Brewing, Cats, and Moving
A few months ago I was lucky enough to be chosen for a blogger giveaway of homemade bitters by the Reclaiming Provincial (nee: Petite Kitchenesse). Woohoo, I can make a bunch of fancyarsed cocktails now, right? Rhubarb, apple, lemon, orange, root beer, and pear notes will step up any drink. The pear is great with vodka and soda, I drop some apple in with bourbon and honey, but outside of that I am STUMPED! I’ve gone online and most of the drinks involve difficult to find spirits. So, do we have any suggestions?
Picture from Reclaiming Provincial
Jane: The Woman Who Loved Tarzan – by Robin Maxwell
While drinking, one of my favorite past times is reading ‘trashy’ novels (Stephanie Plum, anyone?), so on one of my cocktail exploration days I received another package awarded to me because of my amazing ::ahem::bullshit::cough:: ability to blog from Enchanted by Josephine. Random drawing my squishy butt… the universe KNEW I needed the book! So it seems that McGuire’s Wicked started a trend of retelling stories from the point of view of someone who is under appreciated or even vilified in the original tale. The pomo scholar in me really digs this technique; history is written by the winners, the supporting characters are in small things forgotten. And Robin Maxwell does this with Tarzan’s sidekick, Jane, who has found herself in Africa after joining her father’s paleoanthropology expedition.
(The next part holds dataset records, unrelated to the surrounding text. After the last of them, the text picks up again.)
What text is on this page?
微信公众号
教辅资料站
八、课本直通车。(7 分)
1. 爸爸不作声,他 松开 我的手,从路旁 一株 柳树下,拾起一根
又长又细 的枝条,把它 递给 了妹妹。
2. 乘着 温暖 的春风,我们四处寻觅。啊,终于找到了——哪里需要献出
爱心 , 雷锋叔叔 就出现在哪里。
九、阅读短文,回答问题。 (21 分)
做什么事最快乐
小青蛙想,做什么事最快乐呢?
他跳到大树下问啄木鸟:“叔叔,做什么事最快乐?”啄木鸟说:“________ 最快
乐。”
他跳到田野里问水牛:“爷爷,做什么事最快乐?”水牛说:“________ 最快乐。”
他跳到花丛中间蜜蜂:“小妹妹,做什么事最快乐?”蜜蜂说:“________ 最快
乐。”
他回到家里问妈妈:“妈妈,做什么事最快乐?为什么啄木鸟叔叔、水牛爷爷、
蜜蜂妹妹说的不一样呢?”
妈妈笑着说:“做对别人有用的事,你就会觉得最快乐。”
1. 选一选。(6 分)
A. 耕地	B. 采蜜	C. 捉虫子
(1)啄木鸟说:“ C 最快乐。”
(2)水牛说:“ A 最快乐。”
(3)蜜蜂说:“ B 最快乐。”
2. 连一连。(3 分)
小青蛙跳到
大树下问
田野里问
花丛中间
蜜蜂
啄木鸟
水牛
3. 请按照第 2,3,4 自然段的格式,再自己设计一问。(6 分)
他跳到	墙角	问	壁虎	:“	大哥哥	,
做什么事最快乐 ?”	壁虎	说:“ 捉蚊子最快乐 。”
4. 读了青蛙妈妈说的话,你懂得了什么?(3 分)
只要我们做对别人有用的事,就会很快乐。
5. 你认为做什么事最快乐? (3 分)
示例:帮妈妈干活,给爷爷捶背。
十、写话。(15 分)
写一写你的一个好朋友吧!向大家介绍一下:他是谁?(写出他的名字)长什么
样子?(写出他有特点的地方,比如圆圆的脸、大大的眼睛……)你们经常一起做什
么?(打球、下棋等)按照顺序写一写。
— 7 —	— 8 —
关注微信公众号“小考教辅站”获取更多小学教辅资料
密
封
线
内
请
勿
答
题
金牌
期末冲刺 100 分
Behind the scenes + kickarse tough smart woman + paleoanthropologist (+ experimental cocktails)= SWOON!!
SpecSO lost all useful assistance from me the day that I recieved the book.
I loved the narrative voice of Jane, who is attempting to be an unbiased observer and is struggling through overcoming the Victorian sensibilities which, although she mocks her British peers for subscribing to them, in their absence she is confused. She doesn’t have a system to fight against, and where her previous agency was influenced by an attempt to push against the doxa, while in the jungle with Tarzan she must fully re-evaluate her actions.
Jane is flawed to the point of being annoying in some aspects, which is lovely. Mary-Sue stories piss me off. She is fighting to be considered equal to the men who see her as a delicate, fragile being who shouldn’t think too hard or be submitted to anything strenuous. She is finally allowed to take a class at the (men’s only part of the) university, gross anatomy, which her father teaches. Not getting into the whole “being *allowed* by the menz to attend the class” aspect, her attitude toward this is problematic. She is obviously in this class because of her connections. She is smart, driven, and talented, but that’s not why the admin has allowed her in. It’s because of her father. And through the book she sees herself as ‘better’ than the other college going women who aren’t taking this class (read: who don’t have her connections). This is an attitude that many people today even have: “They aren’t as good because even though they’re working their arses off, I have this privilege and I’m doing something ‘more.’ ”
The villains are beautifully pulpy: rough, treasure hunting Americans and jungle beasts with rich back stories. They are great foils to Tarzan’s seeming simplicity and Jane’s struggle with ‘civilization.’
I *loved* the book and its many layers and great story, and I’m recommending it to my book club!